Grady Brewer, who the second season of The Contender reality show, has been able to instill a bit of respect for the Sooner State in the realm of pugilism. In a region without an excess of humming gyms to learn the trade, or mentors to convey the finer points of the sweet science, Brewer has done quite well for himself.
But there’s a super middleweight fighter from Lawton, OK who has begun to creep onto the radar screens of fight fans who are on the lookout for that next top prospect, especially one who hails from the US, which has seen a steady deterioration in the quality and numbers of promising hitters in the last 25 years. George “Comanche Boy” George Tahdooahnippah has built himself a solid winning streak since turning pro in March 2004 after building a fighting base as a high school and college wrestler, kickboxer and Toughman contestant. He’s 18-0, with 17 stops. And while he concedes that that his victims haven’t been a who’s who in the 168 pound class, Comanche Boy—I admit I’m typing that both because I love how it rolls off the tongue, and because it’s easy to misspell Tahdooahnippah—is just about ready to step it up in class, and see how he fares with a top 40 to top 50-type of 168 pounder.
“I’m not targeting anyone in particular,” says the 30-year-old hitter who lives on Comanche land in Lawton. “Whoever’s in the way. There’s no rush right now. I’m 30 but I’m fresh, no wear and tear.”
For now, he’s pumped to be known as the Native American Boxing Council 168 pound champion, a title he earned with a 9-12-08 TKO7 of Jonathan Corn: “I’ll be bold and say that I’m the best Native American at middleweight in the US.”
Asked to point to a few Native American boxers who he looks to as role models, Comanche Boy is sort of stumped. I mention Danny “Little Red” Lopez as one native boxer who comes to mind, but we are both stumped after that. Joe Hipp, I come up with. The fighter mentions the multi-sport legend Jim Thorpe, an Oklahoma native, as a role model.

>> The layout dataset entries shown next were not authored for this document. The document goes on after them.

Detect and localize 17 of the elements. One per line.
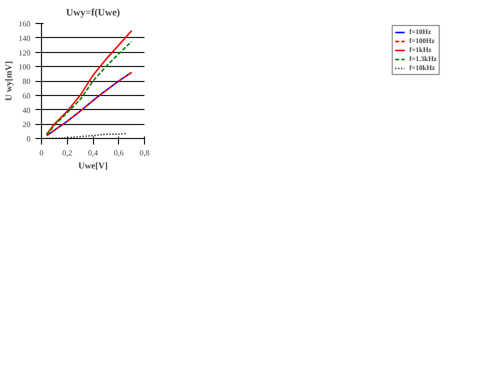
x-tick-label: 0,8 (140, 148, 150, 158)
x-tick-label: 0,6 (114, 148, 124, 158)
y-tick-label: 80 (22, 77, 30, 86)
x-tick-label: 0,2 (62, 148, 72, 158)
y-tick-label: 40 (22, 106, 30, 115)
x-tick-label: 0,4 (88, 148, 98, 158)
y-tick-label: 20 (22, 120, 30, 130)
y-tick-label: 100 (18, 62, 30, 72)
y-tick-label: 120 (18, 48, 30, 58)
y-tick-label: 0 (26, 134, 30, 144)
y-tick-label: 160 (18, 20, 30, 28)
x-tick-label: 0 (40, 148, 44, 158)
chart-title: Uwy=f(Uwe) (66, 8, 120, 18)
x-axis-title: Uwe[V] (78, 160, 108, 170)
y-tick-label: 60 (22, 91, 30, 100)
y-tick-label: 140 (18, 34, 30, 43)
y-axis-title: U wy[mV] (4, 61, 14, 101)
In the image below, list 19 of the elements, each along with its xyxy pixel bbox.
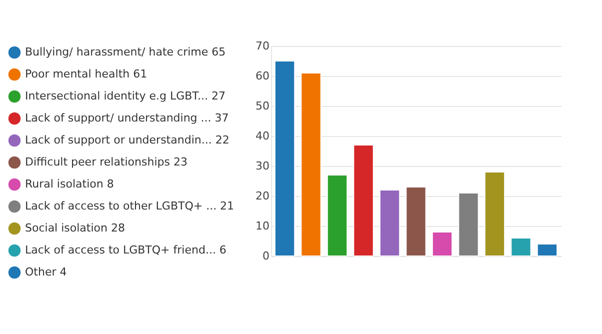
y-tick-label: 70: [256, 40, 270, 52]
legend-label: Other 4: [25, 266, 67, 278]
y-tick-label: 50: [256, 100, 270, 112]
legend-label: Lack of access to LGBTQ+ friend... 6: [25, 244, 226, 256]
y-tick-label: 60: [256, 70, 270, 82]
legend-label: Difficult peer relationships 23: [25, 156, 188, 168]
y-tick-label: 30: [256, 160, 270, 172]
y-tick-label: 0: [262, 250, 270, 262]
legend-label: Lack of support or understandin... 22: [25, 134, 230, 146]
legend-label: Lack of access to other LGBTQ+ ... 21: [25, 200, 234, 212]
y-tick-label: 40: [256, 130, 270, 142]
legend-label: Intersectional identity e.g LGBT... 27: [25, 90, 226, 102]
legend-label: Social isolation 28: [25, 222, 125, 234]
legend-label: Lack of support/ understanding ... 37: [25, 112, 229, 124]
y-tick-label: 10: [256, 220, 270, 232]
legend-label: Poor mental health 61: [25, 68, 148, 80]
legend-label: Bullying/ harassment/ hate crime 65: [25, 46, 226, 58]
legend-label: Rural isolation 8: [25, 178, 114, 190]
y-tick-label: 20: [256, 190, 270, 202]
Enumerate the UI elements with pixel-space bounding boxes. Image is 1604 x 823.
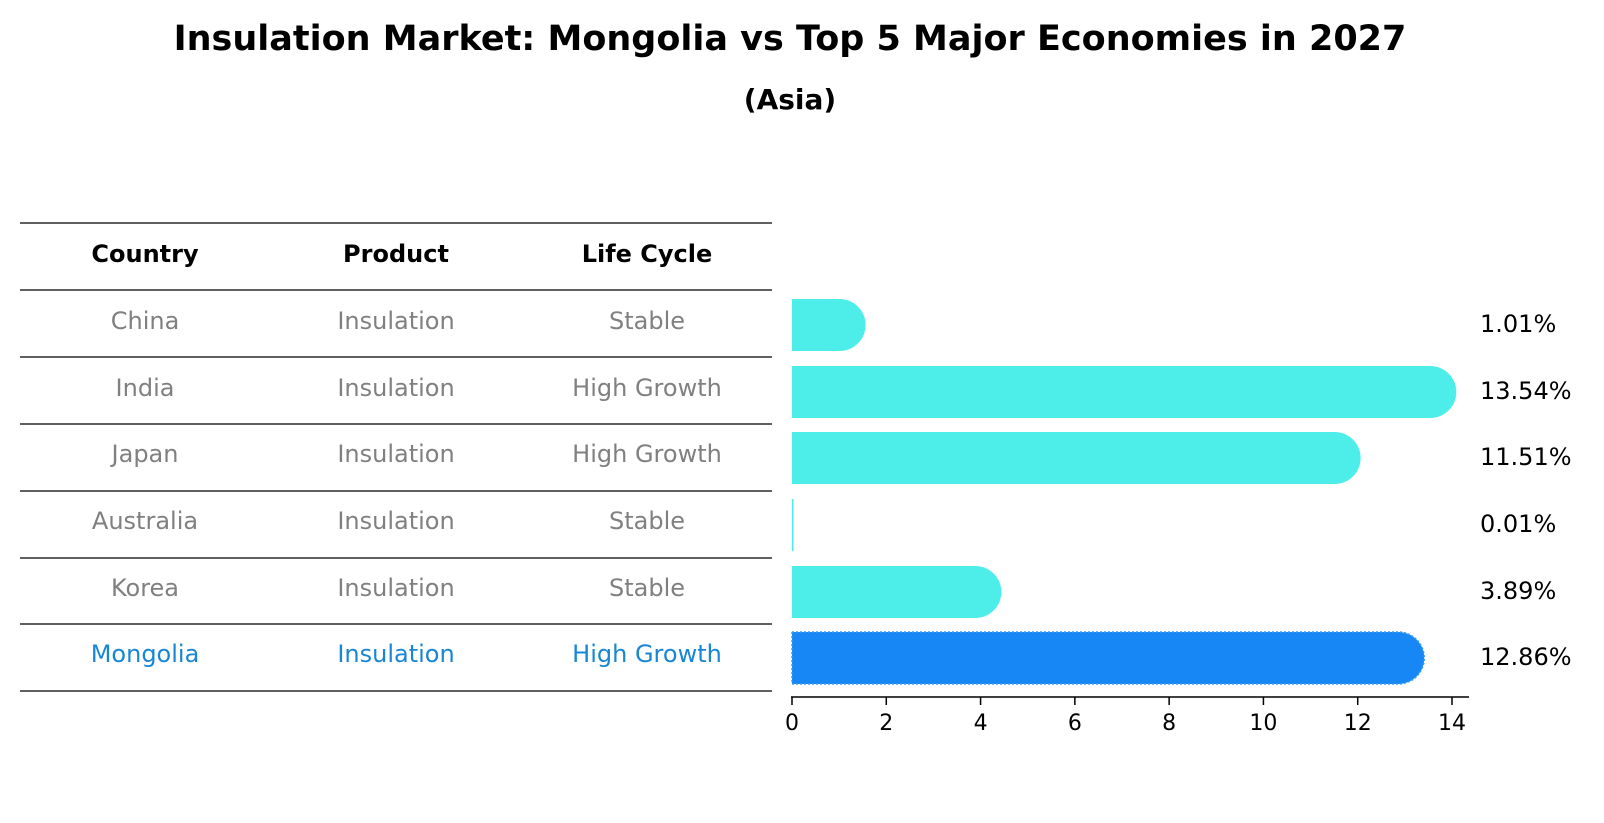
chart-subtitle: (Asia) (744, 83, 836, 116)
table-row: Korea Insulation Stable (111, 574, 685, 602)
x-tick-label: 14 (1438, 711, 1466, 736)
life-cycle-cell: Stable (609, 507, 685, 535)
product-cell: Insulation (337, 374, 454, 402)
life-cycle-cell: Stable (609, 574, 685, 602)
life-cycle-cell: High Growth (572, 374, 722, 402)
bar-india (792, 366, 1457, 418)
x-tick-label: 0 (785, 711, 799, 736)
bar-mongolia (791, 631, 1426, 685)
country-cell: Australia (92, 507, 198, 535)
product-header: Product (343, 240, 449, 268)
country-cell: Japan (110, 440, 179, 468)
value-labels: 1.01% 13.54% 11.51% 0.01% 3.89% 12.86% (1480, 310, 1572, 671)
x-tick-label: 4 (974, 711, 988, 736)
bar-china (792, 299, 866, 351)
value-label-korea: 3.89% (1480, 577, 1556, 605)
x-tick-label: 8 (1162, 711, 1176, 736)
table-row: Japan Insulation High Growth (110, 440, 722, 468)
x-tick-label: 2 (879, 711, 893, 736)
table-row: Australia Insulation Stable (92, 507, 685, 535)
bar-japan (792, 432, 1361, 484)
value-label-china: 1.01% (1480, 310, 1556, 338)
country-cell: Korea (111, 574, 179, 602)
data-table: Country Product Life Cycle China Insulation S… (20, 222, 772, 692)
value-label-mongolia: 12.86% (1480, 643, 1572, 671)
value-label-japan: 11.51% (1480, 443, 1572, 471)
country-cell: Mongolia (91, 640, 200, 668)
x-tick-label: 6 (1068, 711, 1082, 736)
country-header: Country (91, 240, 199, 268)
product-cell: Insulation (337, 574, 454, 602)
life-cycle-header: Life Cycle (582, 240, 713, 268)
life-cycle-cell: High Growth (572, 440, 722, 468)
table-row: China Insulation Stable (111, 307, 685, 335)
bar-korea (792, 566, 1002, 618)
product-cell: Insulation (337, 507, 454, 535)
country-cell: India (116, 374, 175, 402)
x-tick-label: 12 (1344, 711, 1372, 736)
x-tick-label: 10 (1249, 711, 1277, 736)
value-label-india: 13.54% (1480, 377, 1572, 405)
table-row: India Insulation High Growth (116, 374, 722, 402)
bar-australia (792, 499, 794, 551)
chart-title: Insulation Market: Mongolia vs Top 5 Maj… (174, 19, 1407, 59)
product-cell: Insulation (337, 440, 454, 468)
life-cycle-cell: Stable (609, 307, 685, 335)
x-axis: 0 2 4 6 8 10 12 14 (785, 696, 1469, 736)
bar-series (791, 299, 1457, 685)
product-cell: Insulation (337, 307, 454, 335)
country-cell: China (111, 307, 180, 335)
table-row: Mongolia Insulation High Growth (91, 640, 722, 668)
product-cell: Insulation (337, 640, 454, 668)
life-cycle-cell: High Growth (572, 640, 722, 668)
value-label-australia: 0.01% (1480, 510, 1556, 538)
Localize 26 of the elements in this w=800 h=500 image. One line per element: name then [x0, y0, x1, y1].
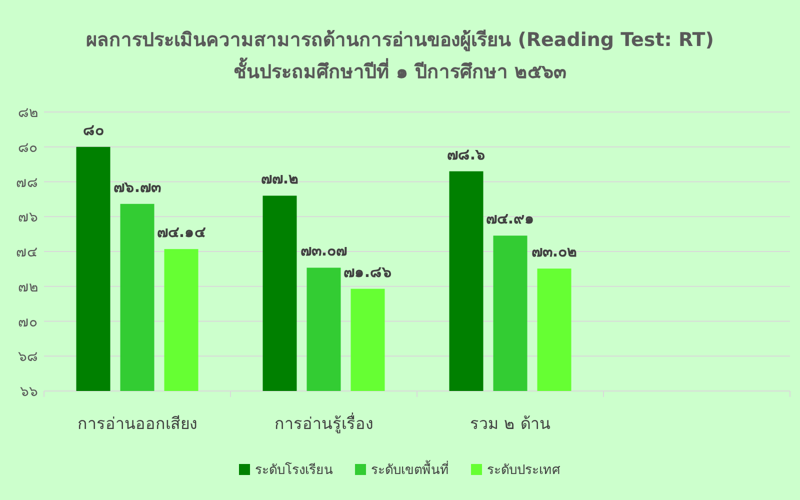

Comanche Boy isn’t looking to use his heritage as a gimmick, something to set himself apart in the climb to recognition. Sure, the pageantry and aura that accompany his war dance after he stops a foe, and his fans bang drums, and whoop and holler with Comanche fervor, makes a Comanche Boy KO a compelling site. But he wants to build himself up into a well rounded sweet scientist, because he knows there will come a day when his game changing hook won’t be enough.
For his 9 to 5, he works as an environmentalist for his tribe (”basically an EPA agent for the tribe”), spending much of his time pursuing illegal dumping and securing water rights for the Comanche.
Say what you will about the OK fight scene, but it’s not like Comanche Boy hones his skills working out on the Wii; he spars at his gym with Brewer, a stablemate, and has traveled extensively to get more varied sparring, with the likes of Allan Green (27-1, a Tulsa native). “I’ve stayed with him for three or four rounds,” Comanche Boy says of Green. He owns a rip-roaring left hook and if he can shore up his defense, and remember to stick with a regular jab, it’s possible we could see him on a ShoBox sometimes down the line. I’d get a kick out of seeing his patented “war dance,” his celebratory boogie after his foe has been finished off.
Comanche Boy is father to three boys, and will be marrying his galpal Mia next spring. The family is open to relocating to a fight mecca, maybe Florida, Vegas or California, if his development continues. “I feel I’m a couple years away from calling the big names out,” Comanche Boy says. “I’m learning the business in general, but whoever’s in my may, I’m gonna put him down.”